Bonne chance, Codor!

 

 

 

Pendant la dernière campagne des élections régionales, j’ai écrit,  ici, ce que je pensais du soutien apporté par Didier Codorniou au Président sortant Georges Frêche. Un soutien qu’il a payé, avec quelques uns de ses amis, d’une exclusion du parti socialiste. Aujourd’hui, on lui demande, la main sur le cœur, de le réintégrer. Ce qui entraînerait conséquemment l’arrêt brutal de ses ambitions parlementaires. Une ficelle un peu grosse en effet. Mais là n’est pas le plus important à mon goût. Ce qui, au-delà de nos relations amicales, me le rend cette fois ci humainement et psychologiquement plus proche, s’apparente à un certain sens de la dignité. Fidèle et constant dans ses prises de positions pro-frêchistes, il éclaire, par ses déclarations de ce matin dans la presse locale, la duplicité de ses propres amis politiques locaux : « …bien entendu que je reviendrai un jour dans la famille socialiste, sauf que c’est moi qui déciderai du moment. Car je ne veux plus être dépendant du parti comme j’ai pu l’être ».On retrouve en cette circonstance le « petit prince de l’Ovalie » qu’il fut. Suerte, Didier !

 

L’affaire des goudronneurs de Narbonne.

 

1435-F10

Après un directeur d’OPHLM s’indignant dans la presse locale d’un travail de sape qu’orchestreraient certains de ses collaborateurs malveillants, voilà que des employés du centre technique municipal de Narbonne manifestent aussi leur colère, par la même voie médiatique, au motif que deux de leurs collègues goudronneurs ont été mis en garde à vue pour cause de « travail au noir ». Ce qui, pour le porte parole, scandalisé, de ces « malheureux fonctionnaires territoriaux » serait  d’usage courant et moralement légitime. Et toléré, puisqu’il semblerait, à son dire, qu’une enquête aurait été diligentée en interne par la municipalité, et « qu’il n’y aurait eu aucune sanction » ! Résumons donc :  le travail au noir serait pratiqué par des employés municipaux en pleine connaissance du maire et de ses services . Circulez ! Il n’y a rien à voir, nous disent aujourd’hui les premiers. Le silence, pour l’heure en tout cas, régnant chez les seconds. La presse locale, quant à elle, prudente et réservée, comme d’habitude, assurant le minimum syndical (chut !!!). On imagine d’ici ses titres et ses chroniques si cette rocambolesque et pathétique affaire des goudronneurs de Narbonne avait éclaté sous l’ancienne municipalité. Mais bon ! la presse est libre, n’est-ce pas ? Restent les Pandores locaux pour l’éclairer. En espérant que nos malheureux lampistes ne porteront pas seuls le chapeau …
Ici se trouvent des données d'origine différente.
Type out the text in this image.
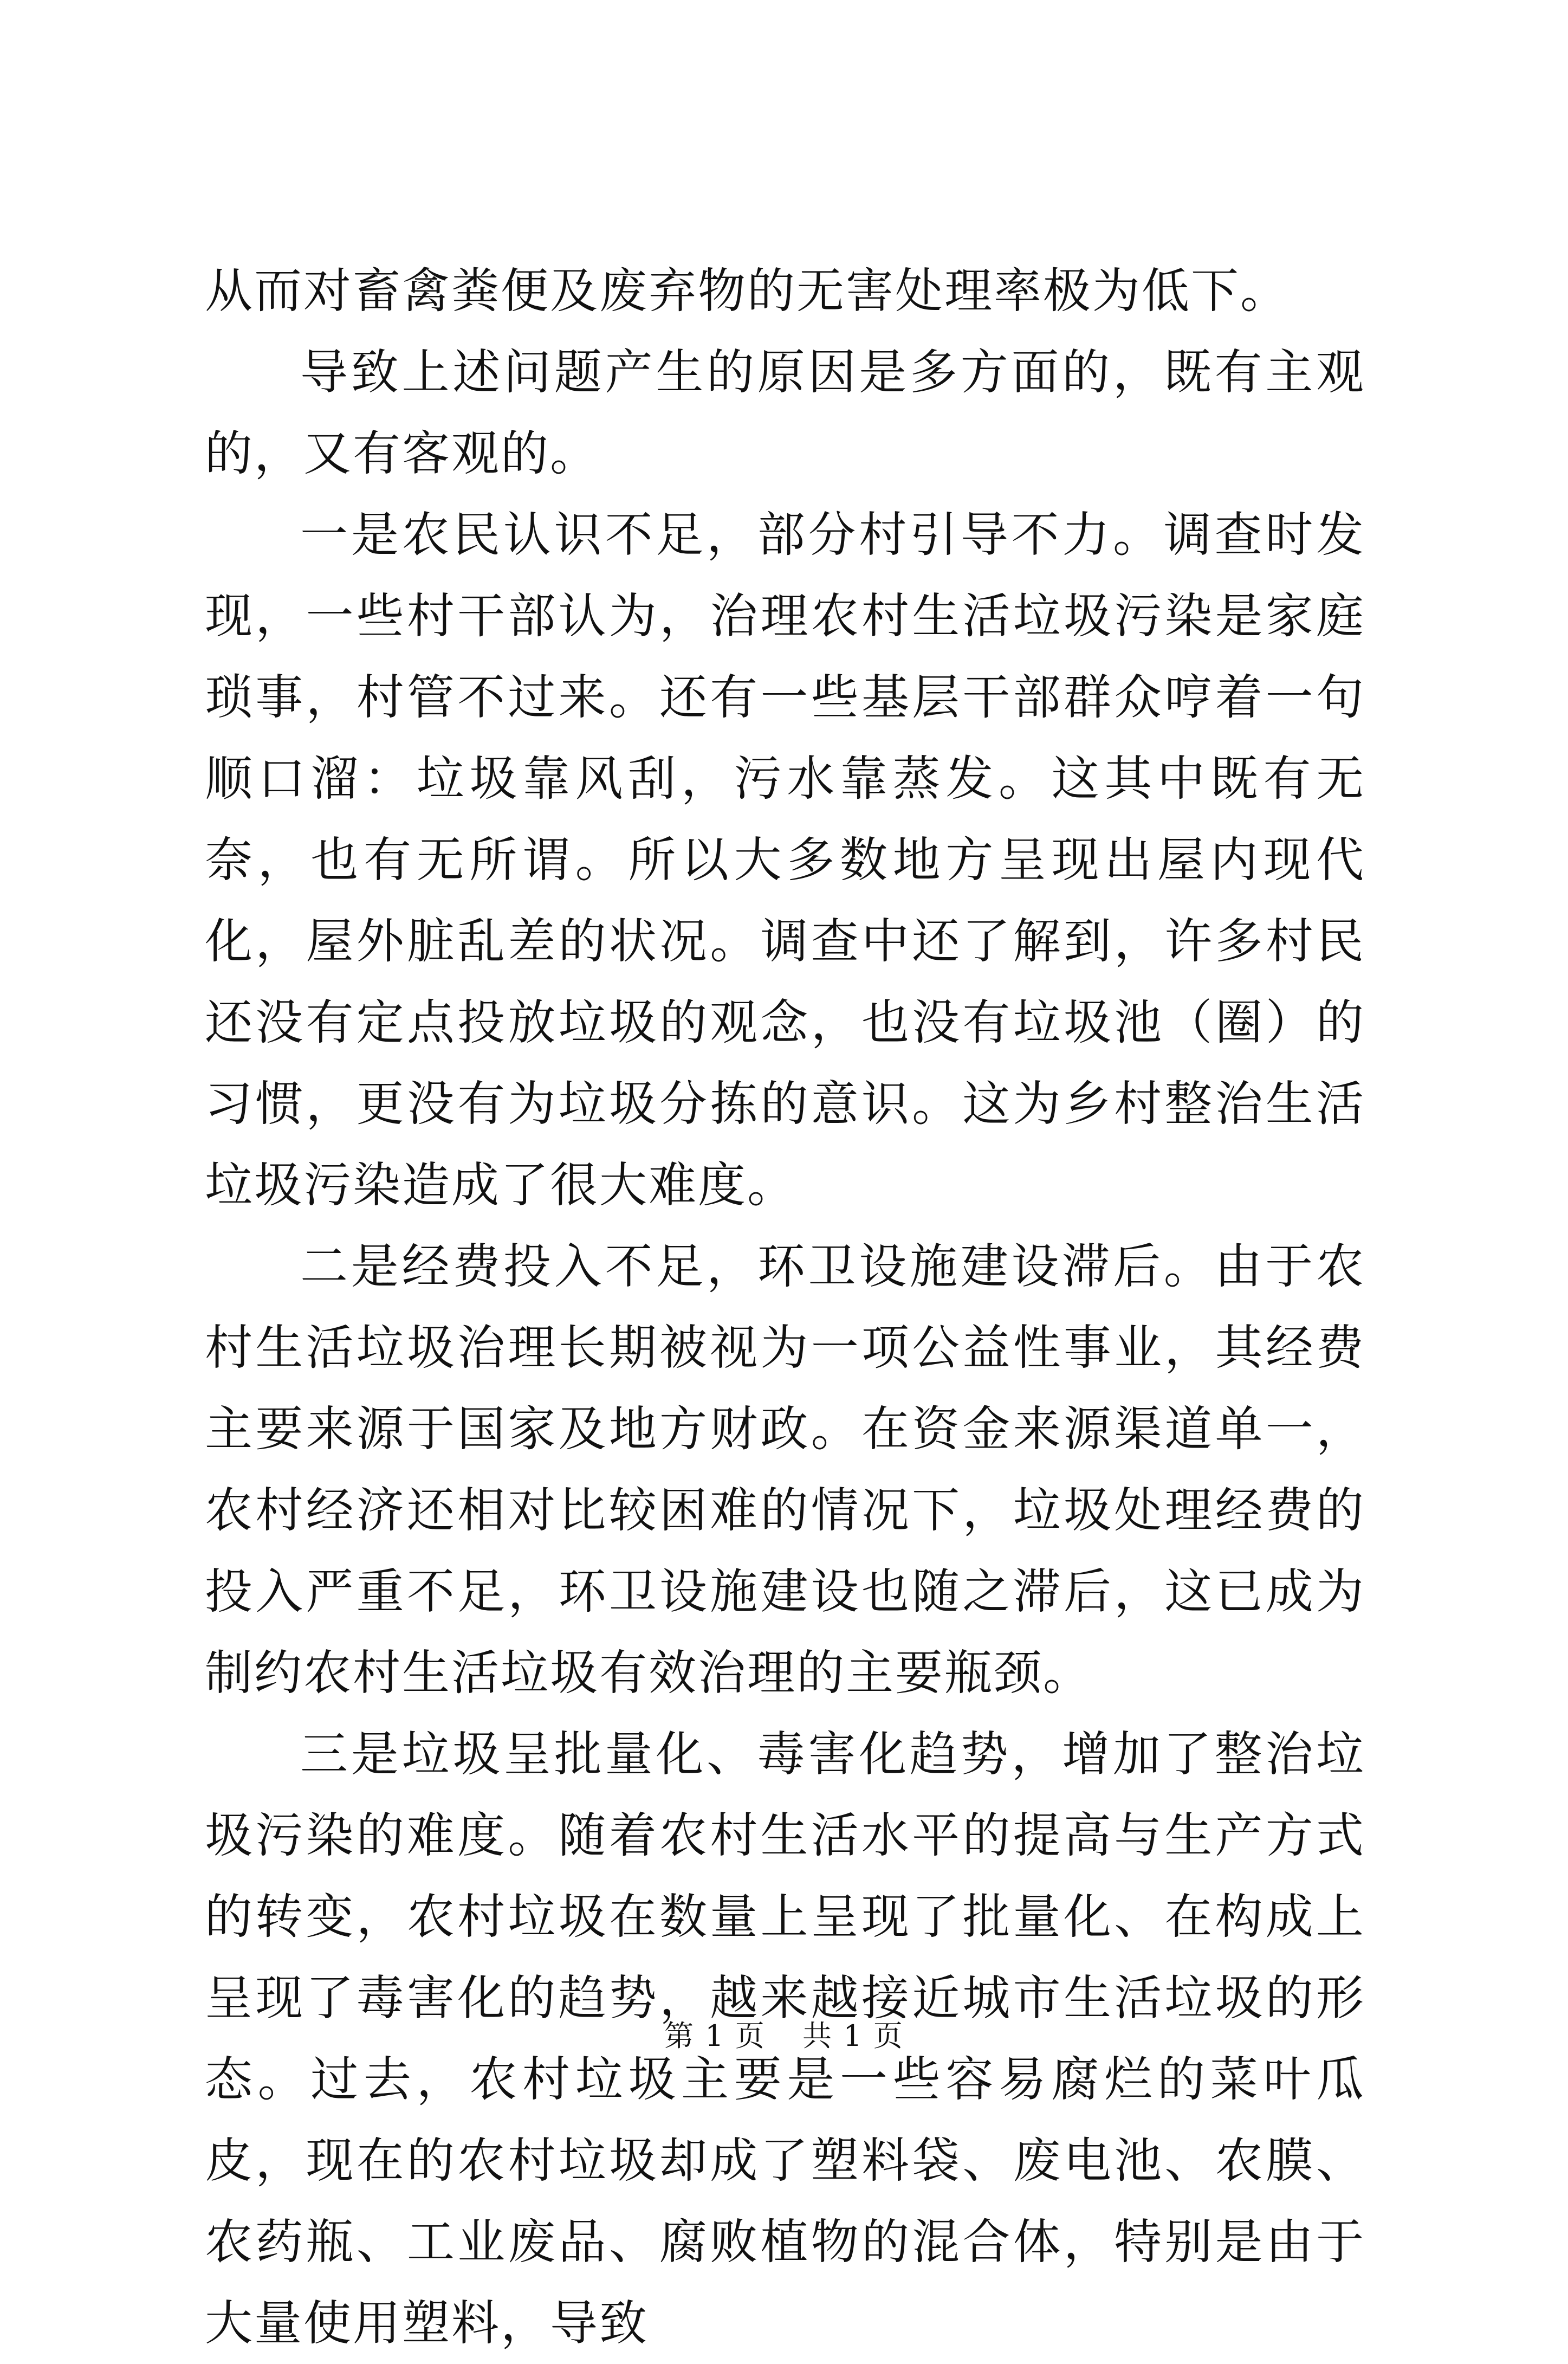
从而对畜禽粪便及废弃物的无害处理率极为低下。

导致上述问题产生的原因是多方面的，既有主观的，又有客观的。

一是农民认识不足，部分村引导不力。调查时发现，一些村干部认为，治理农村生活垃圾污染是家庭琐事，村管不过来。还有一些基层干部群众哼着一句顺口溜：垃圾靠风刮，污水靠蒸发。这其中既有无奈，也有无所谓。所以大多数地方呈现出屋内现代化，屋外脏乱差的状况。调查中还了解到，许多村民还没有定点投放垃圾的观念，也没有垃圾池（圈）的习惯，更没有为垃圾分拣的意识。这为乡村整治生活垃圾污染造成了很大难度。

二是经费投入不足，环卫设施建设滞后。由于农村生活垃圾治理长期被视为一项公益性事业，其经费主要来源于国家及地方财政。在资金来源渠道单一，农村经济还相对比较困难的情况下，垃圾处理经费的投入严重不足，环卫设施建设也随之滞后，这已成为制约农村生活垃圾有效治理的主要瓶颈。

三是垃圾呈批量化、毒害化趋势，增加了整治垃圾污染的难度。随着农村生活水平的提高与生产方式的转变，农村垃圾在数量上呈现了批量化、在构成上呈现了毒害化的趋势，越来越接近城市生活垃圾的形态。过去，农村垃圾主要是一些容易腐烂的菜叶瓜皮，现在的农村垃圾却成了塑料袋、废电池、农膜、农药瓶、工业废品、腐败植物的混合体，特别是由于大量使用塑料，导致

第 1 页 共 1 页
Un sanglier dans les allées du G20!

Ceci est un fait divers authentique, et toute ressemblance avec des personnages ou des événements existants ou ayant existé ces jours derniers à Cannes, au G 20, ne serait pas une coïncidence fortuite. Jugez en :

« C’est un bien curieux client qui est venu mercredi après-midi flâner entre les allées du Super U de Mordelles. Mais ce fut un petit tour de deux minutes simplement. Un sanglier d’environ 90 kilos est entré à pleine vitesse tête baissée par la porte principale du magasin, avant d’en sortir par une porte sur le côté. Il n’a pas eu le temps de remplir son panier, mais a réussi à briser deux vitres, avant de prendre la fuite, et rejoindre la campagne avoisinante…Le 4 janvier dernier, dans le même secteur géographique, un autre rodéo cochonesque avait eu lieu. Trois bêtes à poils s’étaient introduites dans un salon de coiffure à Bruz (sud de Rennes). A défaut de se faire shampouiner, les sangliers avaient causé de gros dégâts, brisant des présentoirs. »

La chasse est ouverte !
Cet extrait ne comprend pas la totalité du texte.